Last year, 5,525 students were caught cheating in their GCSEs or A-levels. That’s a 7 percent rise on the year before. It’s also 27 percent higher than in 2022.
I got the figures through a Freedom of Information request to Ofqual. I wanted to find out whether AI was actually being used in exams, or whether schools were just panicking because teenagers had started handing in homework with full stops and capital letters.
It turns out it’s already happening.
One GCSE student tried to use AI during a Religious Studies exam. They were caught when their answers included American spellings. The FoI didn’t say exactly what they wrote, but I like to imagine it was something like “Moses realized the Israelites needed organization” or “Jesus emphasized the importance of neighborliness”.
Other students used AI to help with coursework. Some were caught because the essays read like they’d been written by a 45-year-old management consultant. Others were flagged up for inconsistencies that hinted at copy-paste jobs from chatbots.
Phones are still the most common cheating tool. Hundreds of students were caught bringing them into exam halls. With free AI tools on mobile browsers, you no longer need a physics formula sheet in your sock. You just need phone data and a distracted invigilator.
Exams watchdog Ofqual is concerned enough that it’s set up a scheme to tackle and monitor AI-based cheating. A spokesperson told me: “Ofqual requires exam boards to assess AI risks, prevent cheating and share information about cases with other organisations. We continue to monitor the risks and opportunities for AI.”

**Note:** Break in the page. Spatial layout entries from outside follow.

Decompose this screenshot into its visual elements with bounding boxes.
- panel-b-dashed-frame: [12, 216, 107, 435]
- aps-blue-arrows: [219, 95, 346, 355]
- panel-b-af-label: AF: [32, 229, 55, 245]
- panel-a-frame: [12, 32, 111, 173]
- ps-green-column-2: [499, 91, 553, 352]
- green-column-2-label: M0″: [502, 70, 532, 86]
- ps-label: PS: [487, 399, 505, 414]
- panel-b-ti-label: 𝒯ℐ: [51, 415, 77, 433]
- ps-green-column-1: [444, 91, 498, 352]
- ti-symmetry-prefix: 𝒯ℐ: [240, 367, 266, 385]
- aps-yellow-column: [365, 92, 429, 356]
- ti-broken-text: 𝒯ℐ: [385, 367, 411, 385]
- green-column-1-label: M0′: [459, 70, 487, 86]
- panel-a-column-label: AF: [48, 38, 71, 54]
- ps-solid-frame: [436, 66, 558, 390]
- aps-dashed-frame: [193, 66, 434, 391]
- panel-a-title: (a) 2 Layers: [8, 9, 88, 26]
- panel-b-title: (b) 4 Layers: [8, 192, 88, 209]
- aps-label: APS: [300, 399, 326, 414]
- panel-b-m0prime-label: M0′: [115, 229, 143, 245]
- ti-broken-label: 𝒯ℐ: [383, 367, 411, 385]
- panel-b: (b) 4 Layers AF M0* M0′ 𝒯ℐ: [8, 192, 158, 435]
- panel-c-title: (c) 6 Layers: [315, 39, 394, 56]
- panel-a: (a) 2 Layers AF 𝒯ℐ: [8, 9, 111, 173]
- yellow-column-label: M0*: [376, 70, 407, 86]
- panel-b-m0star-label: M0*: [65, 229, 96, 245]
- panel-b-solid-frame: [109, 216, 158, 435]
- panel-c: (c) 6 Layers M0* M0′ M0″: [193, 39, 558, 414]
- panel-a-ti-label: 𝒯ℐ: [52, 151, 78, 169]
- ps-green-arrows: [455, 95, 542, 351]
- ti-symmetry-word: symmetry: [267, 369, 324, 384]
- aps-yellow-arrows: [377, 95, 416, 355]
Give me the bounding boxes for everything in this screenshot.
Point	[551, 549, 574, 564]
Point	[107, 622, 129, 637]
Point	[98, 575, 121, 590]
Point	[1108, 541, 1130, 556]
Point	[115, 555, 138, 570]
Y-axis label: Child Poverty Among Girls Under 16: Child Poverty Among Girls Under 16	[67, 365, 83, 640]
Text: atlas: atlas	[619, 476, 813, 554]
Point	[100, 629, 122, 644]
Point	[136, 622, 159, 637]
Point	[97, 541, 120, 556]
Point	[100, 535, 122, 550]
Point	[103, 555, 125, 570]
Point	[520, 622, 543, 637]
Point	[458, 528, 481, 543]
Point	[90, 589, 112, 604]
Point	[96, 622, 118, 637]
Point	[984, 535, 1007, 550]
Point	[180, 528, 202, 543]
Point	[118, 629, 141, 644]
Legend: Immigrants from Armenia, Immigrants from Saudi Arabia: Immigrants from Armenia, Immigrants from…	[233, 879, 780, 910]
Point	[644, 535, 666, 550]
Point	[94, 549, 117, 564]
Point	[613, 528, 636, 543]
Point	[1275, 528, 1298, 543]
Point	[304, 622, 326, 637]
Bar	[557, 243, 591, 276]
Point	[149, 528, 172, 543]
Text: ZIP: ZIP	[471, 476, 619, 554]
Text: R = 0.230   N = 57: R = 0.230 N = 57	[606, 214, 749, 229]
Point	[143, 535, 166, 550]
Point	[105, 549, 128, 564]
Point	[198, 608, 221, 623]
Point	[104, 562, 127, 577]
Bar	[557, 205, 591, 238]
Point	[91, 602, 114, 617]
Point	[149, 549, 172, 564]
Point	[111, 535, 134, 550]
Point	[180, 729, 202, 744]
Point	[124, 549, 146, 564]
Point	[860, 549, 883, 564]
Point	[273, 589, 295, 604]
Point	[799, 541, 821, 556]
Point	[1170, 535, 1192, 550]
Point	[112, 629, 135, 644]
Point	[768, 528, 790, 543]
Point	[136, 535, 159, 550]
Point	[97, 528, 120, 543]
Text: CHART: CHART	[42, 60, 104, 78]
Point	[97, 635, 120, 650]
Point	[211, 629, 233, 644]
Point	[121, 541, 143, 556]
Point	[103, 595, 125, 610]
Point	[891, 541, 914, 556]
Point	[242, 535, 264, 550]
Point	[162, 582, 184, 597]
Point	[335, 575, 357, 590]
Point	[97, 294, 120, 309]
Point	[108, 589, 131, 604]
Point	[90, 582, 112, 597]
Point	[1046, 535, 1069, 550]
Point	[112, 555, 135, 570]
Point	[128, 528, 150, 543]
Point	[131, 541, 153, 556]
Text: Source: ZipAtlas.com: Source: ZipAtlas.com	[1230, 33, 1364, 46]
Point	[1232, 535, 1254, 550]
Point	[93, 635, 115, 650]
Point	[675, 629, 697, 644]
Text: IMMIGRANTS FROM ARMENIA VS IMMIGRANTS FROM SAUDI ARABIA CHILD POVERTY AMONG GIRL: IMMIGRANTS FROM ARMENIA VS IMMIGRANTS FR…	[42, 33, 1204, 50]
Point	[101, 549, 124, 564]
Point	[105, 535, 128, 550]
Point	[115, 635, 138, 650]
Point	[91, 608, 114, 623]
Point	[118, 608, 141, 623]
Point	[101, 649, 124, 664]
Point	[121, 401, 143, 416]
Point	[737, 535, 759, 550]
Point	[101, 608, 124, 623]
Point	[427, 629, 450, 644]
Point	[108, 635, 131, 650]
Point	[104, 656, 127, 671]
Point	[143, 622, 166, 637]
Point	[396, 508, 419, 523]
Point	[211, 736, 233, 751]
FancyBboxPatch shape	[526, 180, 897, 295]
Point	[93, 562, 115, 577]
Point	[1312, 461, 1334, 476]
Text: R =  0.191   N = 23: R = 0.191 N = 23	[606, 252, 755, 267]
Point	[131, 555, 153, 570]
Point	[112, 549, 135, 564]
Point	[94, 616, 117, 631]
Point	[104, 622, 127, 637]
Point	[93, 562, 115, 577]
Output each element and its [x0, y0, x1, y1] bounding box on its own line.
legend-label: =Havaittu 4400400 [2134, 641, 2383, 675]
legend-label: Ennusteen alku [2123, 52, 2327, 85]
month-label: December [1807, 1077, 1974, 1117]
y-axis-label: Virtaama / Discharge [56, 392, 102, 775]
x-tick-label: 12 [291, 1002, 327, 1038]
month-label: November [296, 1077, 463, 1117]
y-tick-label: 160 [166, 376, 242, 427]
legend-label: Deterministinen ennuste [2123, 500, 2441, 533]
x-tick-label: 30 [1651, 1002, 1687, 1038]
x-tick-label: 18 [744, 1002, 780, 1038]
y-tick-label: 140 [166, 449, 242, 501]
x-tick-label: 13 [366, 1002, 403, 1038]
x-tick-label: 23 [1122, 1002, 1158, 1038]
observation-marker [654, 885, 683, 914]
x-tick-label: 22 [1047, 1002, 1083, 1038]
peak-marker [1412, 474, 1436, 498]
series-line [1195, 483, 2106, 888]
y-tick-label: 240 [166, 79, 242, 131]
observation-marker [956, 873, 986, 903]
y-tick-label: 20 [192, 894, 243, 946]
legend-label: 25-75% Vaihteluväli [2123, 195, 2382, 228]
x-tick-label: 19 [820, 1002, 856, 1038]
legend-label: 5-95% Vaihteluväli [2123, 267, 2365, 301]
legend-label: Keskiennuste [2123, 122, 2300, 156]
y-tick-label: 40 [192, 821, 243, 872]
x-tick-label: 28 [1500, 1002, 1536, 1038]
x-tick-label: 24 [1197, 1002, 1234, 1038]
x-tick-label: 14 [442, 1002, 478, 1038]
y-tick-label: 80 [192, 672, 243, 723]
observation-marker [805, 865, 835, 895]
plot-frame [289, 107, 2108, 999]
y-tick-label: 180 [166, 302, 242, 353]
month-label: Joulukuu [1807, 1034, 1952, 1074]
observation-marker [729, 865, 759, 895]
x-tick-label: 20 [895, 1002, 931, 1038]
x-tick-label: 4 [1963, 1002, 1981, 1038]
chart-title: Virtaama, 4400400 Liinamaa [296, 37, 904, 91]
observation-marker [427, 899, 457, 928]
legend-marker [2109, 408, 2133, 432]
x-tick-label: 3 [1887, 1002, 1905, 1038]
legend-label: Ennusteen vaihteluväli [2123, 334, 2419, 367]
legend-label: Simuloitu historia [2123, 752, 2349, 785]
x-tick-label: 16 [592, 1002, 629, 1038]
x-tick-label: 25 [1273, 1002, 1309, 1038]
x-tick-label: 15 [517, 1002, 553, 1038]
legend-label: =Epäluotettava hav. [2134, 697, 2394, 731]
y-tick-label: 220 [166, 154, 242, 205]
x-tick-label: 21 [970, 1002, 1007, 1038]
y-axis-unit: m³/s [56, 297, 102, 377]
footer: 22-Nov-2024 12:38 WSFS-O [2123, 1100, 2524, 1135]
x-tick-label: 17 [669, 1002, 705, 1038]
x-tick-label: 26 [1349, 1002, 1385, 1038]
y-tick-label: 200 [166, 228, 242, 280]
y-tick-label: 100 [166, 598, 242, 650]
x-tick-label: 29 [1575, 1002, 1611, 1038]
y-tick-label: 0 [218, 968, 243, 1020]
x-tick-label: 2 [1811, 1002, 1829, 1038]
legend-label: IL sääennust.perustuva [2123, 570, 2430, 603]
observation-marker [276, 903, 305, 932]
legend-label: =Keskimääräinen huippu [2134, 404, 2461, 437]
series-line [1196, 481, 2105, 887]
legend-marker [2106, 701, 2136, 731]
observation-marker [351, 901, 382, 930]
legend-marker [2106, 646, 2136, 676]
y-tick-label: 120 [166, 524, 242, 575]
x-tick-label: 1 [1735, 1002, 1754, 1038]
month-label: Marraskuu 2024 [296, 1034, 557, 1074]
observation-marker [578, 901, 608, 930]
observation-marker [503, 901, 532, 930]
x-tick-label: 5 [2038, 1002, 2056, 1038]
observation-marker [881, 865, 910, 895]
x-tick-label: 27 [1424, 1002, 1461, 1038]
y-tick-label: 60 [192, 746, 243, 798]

Others want a more old-school approach. Christopher McGovern, chairman of the Campaign for Real Education, called for a ban on smartphones and digital devices in exam halls and a return to pen and paper. “In exceptional cases a word processor might be allowed,” he said. “We also need to improve invigilation.
“In addition, a student found to be cheating should have all his or her exams cancelled for that year. AI has made coursework redundant for assessment purposes. It will have to be scrapped in most instances.”
The story ran in The Daily Express, The Mirror and The Daily Star on 15 April. Cheating in school isn’t new, but AI makes it feel different: faster, smarter and harder to spot. Until someone spells “baptize” with a z.